Возможно, именно это «реалистическое» обстоятельство, приближенный к технической реальности характер зауми заставляет Третьякова причислять Крученых к литературному позитивизму, утверждая, что он «был достаточно реалист и враг символистическому сахарину» (7)[327]. Наконец, следует и более точное профессионально-техническое определение:

На огромном словопрокатном заводе современной поэзии не может не быть литейного цеха, где расплавляется и химически анализируется весь словесный лом и ржа для того, чтобы затем, пройдя через другие отделения, сверкнуть светлою сталью – режущей и упругой. И роль такой словоплавильни играет Крученых со своей группой заумников (17)[328].

Не в меньшей степени, чем определения роли «химической лаборатории» Крученых, это касается и характера всей современной поэзии, которая тем самым оказывается «словопрокатным заводом». Как мы увидим дальше, в программе ЛЕФа слово как таковое не отрицается, но переживает индустриализацию и поступает на службу – уже не революции языка, а производственной (ре)конструкции быта, где слова оказываются не самоценными объектами, а только инструментами для преобразования жизни. Развивая заводскую фразеологию, Третьяков пишет в предисловии к собственной книге стихов:

Стихи – только словосплавочная лаборатория, мастерская, где гнется, режется, клепается, сваривается и свинчивается металл слова. Все равно в конце концов слово должно будет уйти за пределы стихов и стать той же частью подлинной жизни, как взмах кайлом, как поцелуй, как ломоть хлеба. Тогда умрут окончательно стихи, потому что повседневная речь людей станет великолепнейшим непрерывно длящимся стихотворением[329].

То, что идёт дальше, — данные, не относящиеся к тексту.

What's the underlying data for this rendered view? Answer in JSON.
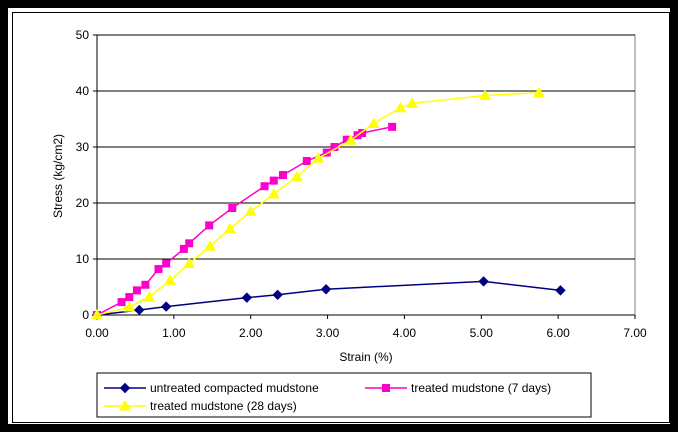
{
  "chart_data": {
    "type": "line",
    "xlabel": "Strain (%)",
    "ylabel": "Stress (kg/cm2)",
    "xlim": [
      0,
      7
    ],
    "ylim": [
      0,
      50
    ],
    "x_ticks": [
      "0.00",
      "1.00",
      "2.00",
      "3.00",
      "4.00",
      "5.00",
      "6.00",
      "7.00"
    ],
    "y_ticks": [
      "0",
      "10",
      "20",
      "30",
      "40",
      "50"
    ],
    "grid": "horizontal",
    "legend_position": "bottom",
    "series": [
      {
        "name": "untreated compacted mudstone",
        "color": "#000080",
        "marker": "diamond",
        "points": [
          [
            0.0,
            0.0
          ],
          [
            0.55,
            0.9
          ],
          [
            0.9,
            1.5
          ],
          [
            1.95,
            3.1
          ],
          [
            2.35,
            3.6
          ],
          [
            2.98,
            4.6
          ],
          [
            5.03,
            6.0
          ],
          [
            6.03,
            4.4
          ]
        ]
      },
      {
        "name": "treated mudstone (7 days)",
        "color": "#ff00cc",
        "marker": "square",
        "points": [
          [
            0.0,
            0.0
          ],
          [
            0.32,
            2.3
          ],
          [
            0.42,
            3.2
          ],
          [
            0.52,
            4.4
          ],
          [
            0.63,
            5.4
          ],
          [
            0.8,
            8.2
          ],
          [
            0.9,
            9.2
          ],
          [
            1.13,
            11.8
          ],
          [
            1.2,
            12.8
          ],
          [
            1.46,
            16.0
          ],
          [
            1.76,
            19.1
          ],
          [
            2.18,
            23.0
          ],
          [
            2.3,
            24.0
          ],
          [
            2.42,
            25.0
          ],
          [
            2.73,
            27.5
          ],
          [
            2.99,
            29.0
          ],
          [
            3.09,
            30.0
          ],
          [
            3.25,
            31.3
          ],
          [
            3.39,
            32.1
          ],
          [
            3.45,
            32.5
          ],
          [
            3.84,
            33.6
          ]
        ]
      },
      {
        "name": "treated mudstone (28 days)",
        "color": "#ffff00",
        "marker": "triangle",
        "points": [
          [
            0.0,
            0.0
          ],
          [
            0.42,
            1.4
          ],
          [
            0.68,
            3.2
          ],
          [
            0.95,
            6.2
          ],
          [
            1.2,
            9.2
          ],
          [
            1.47,
            12.3
          ],
          [
            1.73,
            15.4
          ],
          [
            2.0,
            18.5
          ],
          [
            2.3,
            21.6
          ],
          [
            2.6,
            24.7
          ],
          [
            2.88,
            28.0
          ],
          [
            3.3,
            31.2
          ],
          [
            3.6,
            34.2
          ],
          [
            3.95,
            37.0
          ],
          [
            4.1,
            37.8
          ],
          [
            5.05,
            39.2
          ],
          [
            5.75,
            39.7
          ]
        ]
      }
    ]
  }
}
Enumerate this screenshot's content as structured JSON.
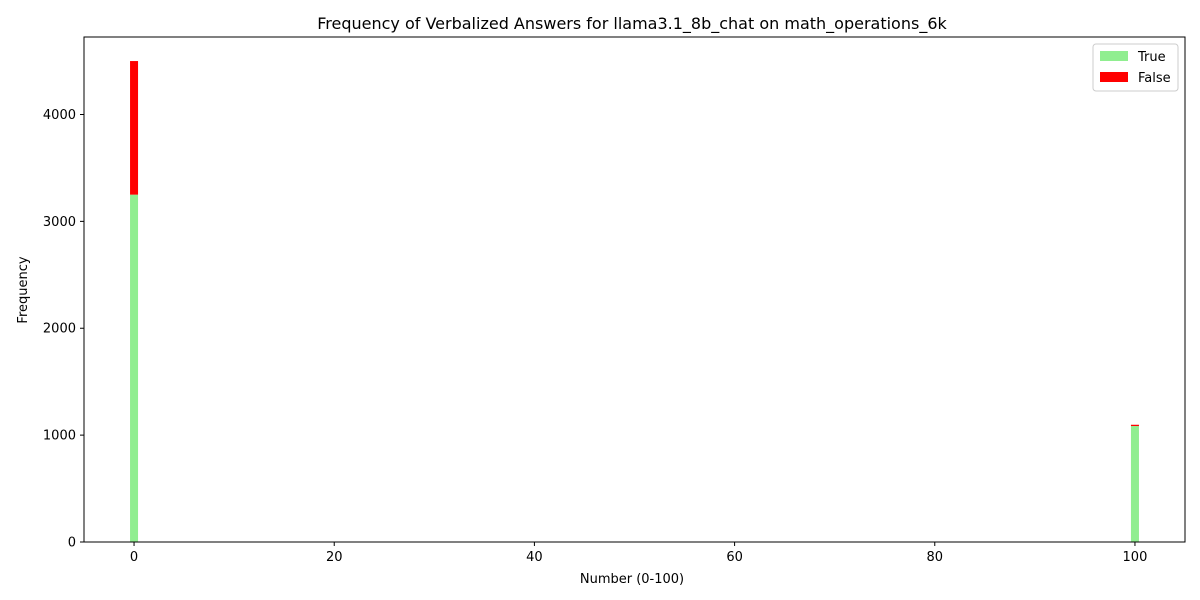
{
  "chart_data": {
    "type": "bar",
    "stacked": true,
    "title": "Frequency of Verbalized Answers for llama3.1_8b_chat on math_operations_6k",
    "xlabel": "Number (0-100)",
    "ylabel": "Frequency",
    "xlim": [
      -5,
      105
    ],
    "ylim": [
      0,
      4725
    ],
    "xticks": [
      0,
      20,
      40,
      60,
      80,
      100
    ],
    "yticks": [
      0,
      1000,
      2000,
      3000,
      4000
    ],
    "grid": false,
    "legend_position": "top-right",
    "x": [
      0,
      100
    ],
    "series": [
      {
        "name": "True",
        "color": "#90ee90",
        "values": [
          3250,
          1085
        ]
      },
      {
        "name": "False",
        "color": "#ff0000",
        "values": [
          1250,
          12
        ]
      }
    ]
  }
}
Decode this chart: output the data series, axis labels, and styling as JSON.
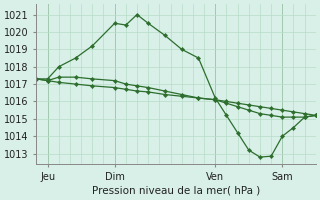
{
  "background_color": "#d8f0e8",
  "grid_color": "#b8dcc8",
  "line_color": "#2d6e2d",
  "marker_color": "#2d6e2d",
  "xlabel": "Pression niveau de la mer( hPa )",
  "ylabel_ticks": [
    1013,
    1014,
    1015,
    1016,
    1017,
    1018,
    1019,
    1020,
    1021
  ],
  "ylim": [
    1012.4,
    1021.6
  ],
  "xlim": [
    0,
    100
  ],
  "xtick_positions": [
    4,
    28,
    64,
    88
  ],
  "xtick_labels": [
    "Jeu",
    "Dim",
    "Ven",
    "Sam"
  ],
  "vline_positions": [
    4,
    28,
    64,
    88
  ],
  "num_x_gridlines": 25,
  "series": [
    {
      "x": [
        0,
        4,
        8,
        14,
        20,
        28,
        32,
        36,
        40,
        46,
        52,
        58,
        64,
        68,
        72,
        76,
        80,
        84,
        88,
        92,
        96,
        100
      ],
      "y": [
        1017.3,
        1017.3,
        1018.0,
        1018.5,
        1019.2,
        1020.5,
        1020.4,
        1021.0,
        1020.5,
        1019.8,
        1019.0,
        1018.5,
        1016.2,
        1015.2,
        1014.2,
        1013.2,
        1012.8,
        1012.85,
        1014.0,
        1014.5,
        1015.1,
        1015.2
      ]
    },
    {
      "x": [
        0,
        4,
        8,
        14,
        20,
        28,
        32,
        36,
        40,
        46,
        52,
        58,
        64,
        68,
        72,
        76,
        80,
        84,
        88,
        92,
        96,
        100
      ],
      "y": [
        1017.3,
        1017.2,
        1017.4,
        1017.4,
        1017.3,
        1017.2,
        1017.0,
        1016.9,
        1016.8,
        1016.6,
        1016.4,
        1016.2,
        1016.1,
        1015.9,
        1015.7,
        1015.5,
        1015.3,
        1015.2,
        1015.1,
        1015.1,
        1015.1,
        1015.2
      ]
    },
    {
      "x": [
        0,
        4,
        8,
        14,
        20,
        28,
        32,
        36,
        40,
        46,
        52,
        58,
        64,
        68,
        72,
        76,
        80,
        84,
        88,
        92,
        96,
        100
      ],
      "y": [
        1017.3,
        1017.2,
        1017.1,
        1017.0,
        1016.9,
        1016.8,
        1016.7,
        1016.6,
        1016.55,
        1016.4,
        1016.3,
        1016.2,
        1016.1,
        1016.0,
        1015.9,
        1015.8,
        1015.7,
        1015.6,
        1015.5,
        1015.4,
        1015.3,
        1015.2
      ]
    }
  ]
}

«Груды согласных рвут гортань»: первые психотехнические эксперименты

Сам Третьяков начинает с типично футуристической модели не только письма, но и писательской субъективности: как поэт-футурист, акцентирующий субъективную поэтическую оптику. В год своего последнего оригинального поэтического сборника[330] и год спустя после подписания художниками ИНХУКа манифеста «производственного искусства»[331], Третьяков оказывается в Москве и вскоре активно вовлекается в работу начавшего выходить «ЛЕФа». В первом выпуске журнала только что вернувшийся с Дальнего Востока поэт публикует наряду с финалом поэмы «17–19-21» статью «Откуда и куда? (перспективы футуризма)», в которой отмечает, что «в словесном искусстве производственная теория только намечена»[332].